Risk professionals can suffer with a myopic view of their work – a lack of imagination, foresight, or intellectual insight. They are comfortable with their quantification work and love Monte Carlo simulations, Bayesian modeling, and Value at Risk algorithms. They do not always understand how risk interacts with governance and compliance to properly steer and direct the organization to stay within mandatory boundaries of laws and regulations as well as the voluntary boundaries of risk culture, tolerance, appetite, and values.
Risk by the OCEG definition in Red Book 2 is defined as . . .
“. . .the measure of the likelihood of something happening that will have an effect on achieving objectives; most importantly, but not exclusively, an adverse effect. Thus, Risk Management is the systematic application of processes and structures that enable an organization to identify, evaluate, analyze, optimize, monitor, improve, or transfer risk while communicating risk and risk decisions to stakeholders. The overriding goal of risk management is to realize potential opportunities while managing adverse effects of risk.”
Risk management does not happen in a vacuum – it needs Culture & Context (the first elements of the GRC Capability Model). The only way an organization can manage risk appropriately is if acceptable and unacceptable risk is defined. That is where risk needs governance. The board and management have to clearly define and communicate the culture of risk taking, acceptance, tolerance, and appetite. If the governance function does not do this – risk taking is up to individuals and the integrity of the organization is in jeopardy.
Once a proper culture of risk management is defined – including risk tolerance, and appetite – this gets established and communicated through policies and procedures. This is where risk needs compliance. Compliance is more than adhering to laws and regulations – it is making sure that risk culture, policies, procedures, and controls are being adhered to. In the case of risk management, compliance plays a critical role in communicating policies and validating that the organization is staying within proper boundaries of risk taking established by the governance roles in the organization.

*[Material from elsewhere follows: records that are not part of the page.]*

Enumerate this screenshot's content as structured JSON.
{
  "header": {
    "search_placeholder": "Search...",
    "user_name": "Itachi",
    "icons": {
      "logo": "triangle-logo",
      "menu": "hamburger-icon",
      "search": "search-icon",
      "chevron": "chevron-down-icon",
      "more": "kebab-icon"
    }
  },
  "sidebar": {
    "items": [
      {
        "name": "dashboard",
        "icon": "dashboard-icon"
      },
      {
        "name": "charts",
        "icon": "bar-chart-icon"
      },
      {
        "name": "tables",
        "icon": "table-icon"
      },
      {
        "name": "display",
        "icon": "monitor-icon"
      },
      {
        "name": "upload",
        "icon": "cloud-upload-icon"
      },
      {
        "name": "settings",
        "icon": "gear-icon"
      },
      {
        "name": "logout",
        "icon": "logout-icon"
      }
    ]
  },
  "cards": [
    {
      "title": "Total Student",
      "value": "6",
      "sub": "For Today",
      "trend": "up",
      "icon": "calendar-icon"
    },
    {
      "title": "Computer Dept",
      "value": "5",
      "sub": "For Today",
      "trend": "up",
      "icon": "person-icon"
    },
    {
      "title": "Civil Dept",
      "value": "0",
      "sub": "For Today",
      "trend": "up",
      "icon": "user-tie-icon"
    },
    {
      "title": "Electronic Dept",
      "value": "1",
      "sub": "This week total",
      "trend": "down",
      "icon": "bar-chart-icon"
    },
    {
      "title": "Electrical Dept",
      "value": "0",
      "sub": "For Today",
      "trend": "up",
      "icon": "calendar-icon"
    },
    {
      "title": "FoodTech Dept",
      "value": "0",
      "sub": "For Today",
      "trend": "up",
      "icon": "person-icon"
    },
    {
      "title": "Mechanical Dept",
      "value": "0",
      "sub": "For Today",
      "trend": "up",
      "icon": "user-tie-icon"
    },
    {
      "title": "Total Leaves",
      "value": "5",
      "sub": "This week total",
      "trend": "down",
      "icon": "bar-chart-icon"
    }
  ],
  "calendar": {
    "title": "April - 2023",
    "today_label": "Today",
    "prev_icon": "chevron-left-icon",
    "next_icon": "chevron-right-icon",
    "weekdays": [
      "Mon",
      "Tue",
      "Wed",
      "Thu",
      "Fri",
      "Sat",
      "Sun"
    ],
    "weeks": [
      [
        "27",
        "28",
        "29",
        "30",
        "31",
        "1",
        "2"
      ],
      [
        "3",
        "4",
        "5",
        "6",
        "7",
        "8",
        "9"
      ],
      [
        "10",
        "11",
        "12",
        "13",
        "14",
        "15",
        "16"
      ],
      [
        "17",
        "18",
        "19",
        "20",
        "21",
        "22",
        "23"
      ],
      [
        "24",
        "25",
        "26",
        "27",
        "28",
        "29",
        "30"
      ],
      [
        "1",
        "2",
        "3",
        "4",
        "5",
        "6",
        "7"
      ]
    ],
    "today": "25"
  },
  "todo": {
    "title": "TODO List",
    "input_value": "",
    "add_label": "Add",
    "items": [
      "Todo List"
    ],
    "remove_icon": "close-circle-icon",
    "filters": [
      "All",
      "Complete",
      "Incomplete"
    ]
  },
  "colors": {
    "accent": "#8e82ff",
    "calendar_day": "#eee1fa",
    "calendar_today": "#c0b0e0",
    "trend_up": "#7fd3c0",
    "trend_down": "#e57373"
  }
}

The elements of governance, risk, and compliance are three legs of the GRC stool. You take any one away and the stool becomes unstable. They need and depend on each other.
My advice . . . organizations need to establish an enterprise committee to initiate a collaboration on defining, communicating, and managing a culture of risk in their environment. The goal is to define and communicate a culture of risk, establish it in policy and procedures, and monitor adherence to staying within boundaries of risk tolerance and appetite. The complex interrelationship of risks requires that an organization gain an enterprise view of risk by overcoming the silos of risk management. Risk management should develop relationships with corporate compliance to help communicate policies and monitor adherence and enforcement of them.
A well defined GRC system and process will not only do risk assessment and modeling, but also will deliver the definition, communication, and training on policies and procedures. The system will map the interrelationship of risks to controls, policies, enterprise assets (e.g., business process, employees, relationships, physical assets, and logical assets), as well as incidents & loss.